In this session we will explain and demonstrate the relevance and use of correlation in uncertainty visualization. Attendants will learn that correlations have to be considered in uncertainty visualization to obtain a more reliable estimation of the possible variations of structures due to uncertainty. A number of visualization techniques for correlation information will be described, so that the attendants obtain a good overview of the current state of the art in this field.
Technical University Munich
Rüdiger Westermann, born in Mai 1966, is Professor of Computer Graphics and Visualization in the Computer Science Department of the Technische Universität München. He serves as Coordinator of the Center for Computational and Visual Data Exploration, and he is member of the board of the TUM International Graduate School for Science and Engineering and the TUM Institute for Advanced Studies. His research interests include visual data exploration, visual simulation and real-time simulation and computer graphics. He was recently awarded with an Advanced Grant (2.3 million Euro) for pursuing research on uncertainty visualization by the European Research Council. He received his Diploma in Computer Science from the Technische Universität Darmstadt in 1991 and his Doctoral degree "with highest honours" from the University of Dortmund in 1996. From 1992 to 1997 he was a member of the research staff at the German National Institute for Mathematics and Computer Science in St. Augustin, Bonn, where he worked together with Wolfgang Krüger on parallel graphics algorithms. In 1998, he joined the Computer Graphics Group at the University of Erlangen-Nuremberg as a Research Scientist. Before he became an Assistant Professor in the Visualization Group at the University of Stuttgart in 1999 he was a Research Assistant in the Mulitres Group at Caltech and a Visiting Professor with the Scientific Computing Laboratory at the University of Utah. In 2001 he was appointed by the RWTH-Aachen as an Associate Professor for Scientific Visualization in the Department of Computer Science. Since 2003, Rüdiger Westermann is Chair of the Computer Graphics and Visualization group at the Technische Universität München.
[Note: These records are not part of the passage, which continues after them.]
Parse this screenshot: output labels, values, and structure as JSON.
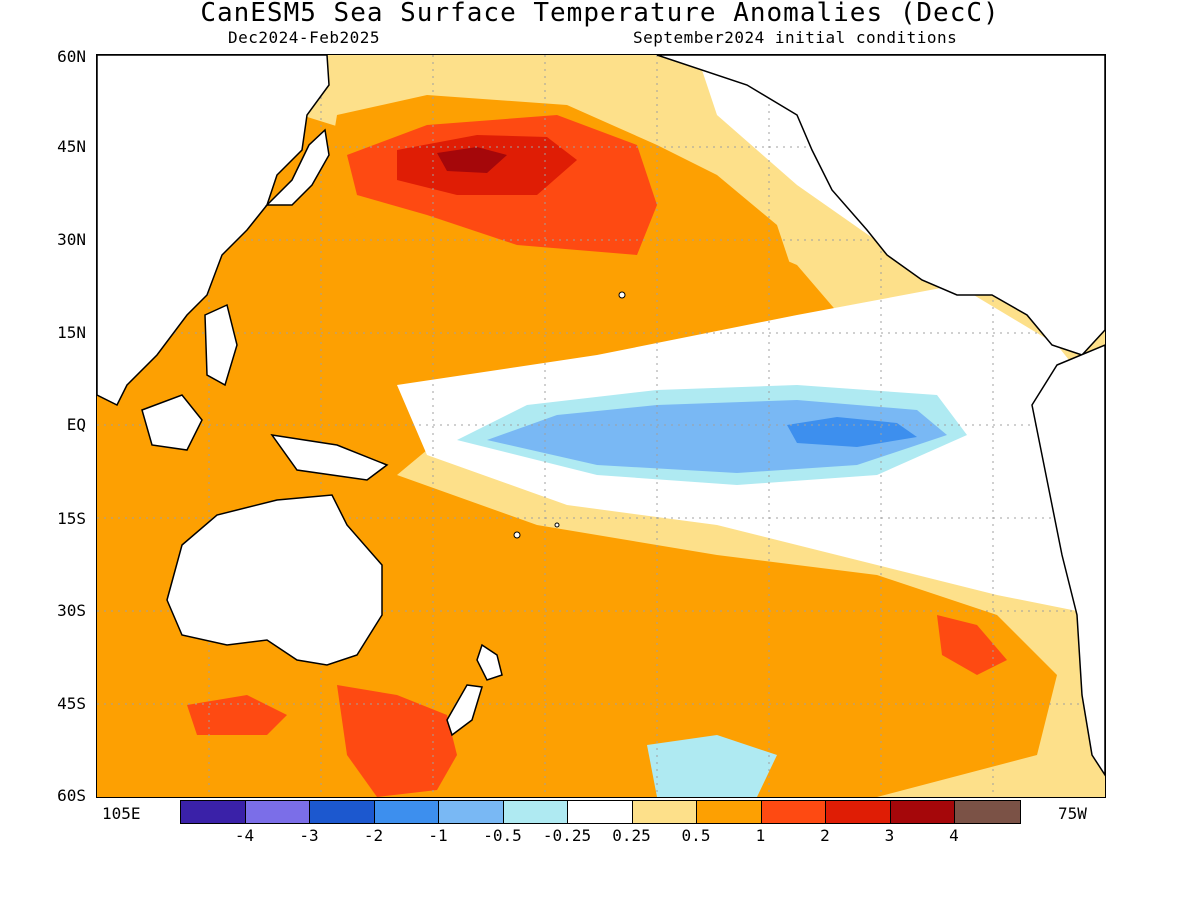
{
  "header": {
    "title": "CanESM5 Sea Surface Temperature Anomalies (DecC)",
    "period": "Dec2024-Feb2025",
    "init": "September2024 initial conditions"
  },
  "axes": {
    "lat_labels": [
      "60N",
      "45N",
      "30N",
      "15N",
      "EQ",
      "15S",
      "30S",
      "45S",
      "60S"
    ],
    "lon_left": "105E",
    "lon_right": "75W"
  },
  "legend": {
    "colors": [
      "#3a21a8",
      "#7b6ee8",
      "#1c58cf",
      "#3d8fee",
      "#79b8f4",
      "#afeaf2",
      "#ffffff",
      "#fde08a",
      "#fda002",
      "#fe4a12",
      "#df1d05",
      "#a5070a",
      "#7b5246"
    ],
    "labels": [
      "-4",
      "-3",
      "-2",
      "-1",
      "-0.5",
      "-0.25",
      "0.25",
      "0.5",
      "1",
      "2",
      "3",
      "4"
    ]
  },
  "colors": {
    "land": "#ffffff",
    "coast": "#000000",
    "grid": "#a0a0a0"
  }
}
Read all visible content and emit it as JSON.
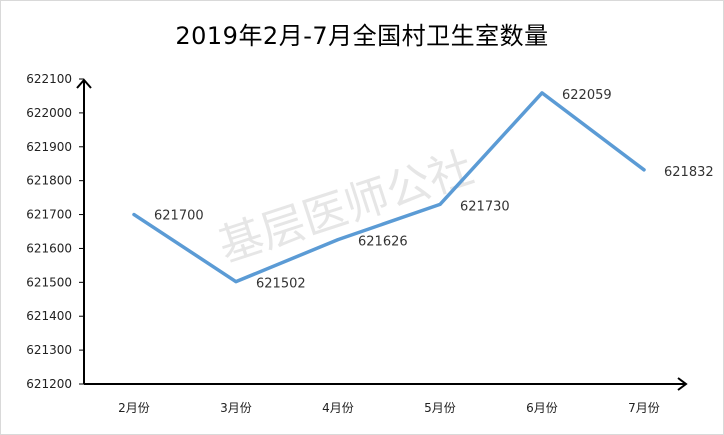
{
  "chart_data": {
    "type": "line",
    "title": "2019年2月-7月全国村卫生室数量",
    "categories": [
      "2月份",
      "3月份",
      "4月份",
      "5月份",
      "6月份",
      "7月份"
    ],
    "series": [
      {
        "values": [
          621700,
          621502,
          621626,
          621730,
          622059,
          621832
        ]
      }
    ],
    "data_labels": [
      "621700",
      "621502",
      "621626",
      "621730",
      "622059",
      "621832"
    ],
    "yticks": [
      "621200",
      "621300",
      "621400",
      "621500",
      "621600",
      "621700",
      "621800",
      "621900",
      "622000",
      "622100"
    ],
    "ylim": [
      621200,
      622100
    ],
    "grid": false,
    "line_color": "#5B9BD5",
    "axis_color": "#000000"
  }
}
Tobias PfaffelmoserTechnical University Munich
Tobias Pfaffelmoser studied Technomathematics with minor subjects in computer science and medical engineering at Technische Universität München, where he received his Diploma degree in 2009. His Diploma Thesis focused on numerical algorithms for artifact correction in medical imaging procedures. Since 2009, he is with the Computer Graphics and Visualization Group at Technische Universität München, where he is currently working on his Ph.D. Furthermore, he is a member of the Munich Center of Advanced Computing (MAC) and involved in an interdisciplinary project on "Efficient Inversion Methods for Parameter Identification in the Earth Sciences". His research includes uncertainty visualization, visualization in geophysics and volume rendering.